Still, PNG has won a following among open-source developers, freeware
providers and organisations, including some government bodies, that
balk at the licensing terms attached to GIF implementations.
From "free" to fee PNG was born just as the Web underwent its
commercial transformation and technology companies began exerting their
intellectual-property rights in earnest. Unisys, a corporate services
and software company announced in December 1994 that it would begin
collecting royalties on its patent for the compression algorithm
underlying GIF (and it redoubled its patent enforcement as the
expiration date neared). Prior to the '94 announcement, the patent had
gone unenforced since 1985.
The advent of licensing fees for software to create GIF images
presented little problem for established companies like Adobe Systems,
which supports the format in applications including its omnipresent and
expensive Photoshop image-editing software.
But for individuals supplying free software, the fees were prohibitive.
The W3C published its first PNG recommendation in October 1996. The
International Organisation for Standardisation (ISO) began work on its
own ratification of the format two years later.
Should the W3C and ISO both ratify the current drafts of the second
edition, it will become available free of charge from the W3C under an
exceptional agreement hammered out between the two standards groups.
ISO normally charges for access to its publications.
At ISO, the PNG format last month reached its "60.00 status," the
penultimate stage in the ISO process. At ISO the document is titled
"ISO/IEC 15948."
Although PNG has remained comparatively stable technically, the second
edition introduces support for Unicode, which lets the specification
render characters in non-Roman alphabets. That helps it meet
international requirements promulgated by ISO.

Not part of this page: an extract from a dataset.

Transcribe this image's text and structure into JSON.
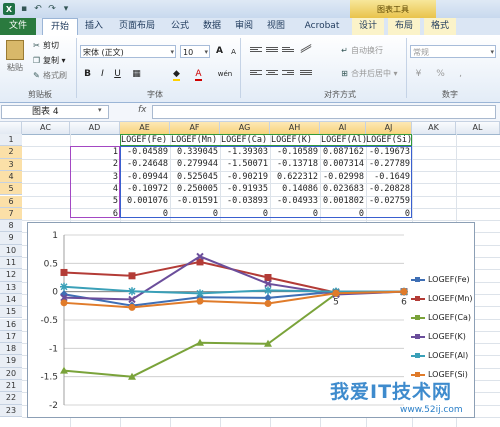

Backers of the image format sought an ISO-issued edition after some
developers complained that they couldn't use it for government
contracts without one.
Impatient with patents Improvements aside, some view the
issue through a more ideological lens. And seen that way, the continued
existence of PNG can take on a symbolic dimension.
One open-source and antipatent activist urged the adoption of PNG specifically, but more generally nonpatented technologies.
"The big issue is not whether you use GIF or PNG," said Don Marti,
president of the Silicon Valley Linux Users Group and Webmaster of Burn
All GIFs Web site. "The big issue is whether you let a patent holder
become a censor for your communications."
Conflict over patents has roiled standards organisations, with the W3C
recently repudiating the use of patented technologies in its
recommendations, and the Internet Engineering Task Force (IETF)
reserving the right to implement them.
Marti, who in 1999 organised a "Burn All GIFs Day" protest against
Unisys, compared the enforcement of software patents on communications
software to the Stamp Act. That act, passed in 1765 by the British
Parliament, imposed a tax on paper and other writing materials used in
the American colonies and was an impetus for the revolution.
"A patent on communications, or on a format or a standard for
communicating, is just like a stamp act," said Marti. "As soon as you
decide to use a patented format to communicate, you give the patent
holder a dangerous level of power over you."
But Unisys credited its exertion of the LZW patent with the creation of
the PNG format, and whatever improvements the newer technology brought
to bear.
"We haven't evaluated the new recommendation for PNG, and it remains to
be seen whether the new version will have an effect on the use of GIF
images," said Unisys representative Kristine Grow. "If so, the patent
situation will have achieved its purpose, which is to advance
technological innovation. So we applaud that."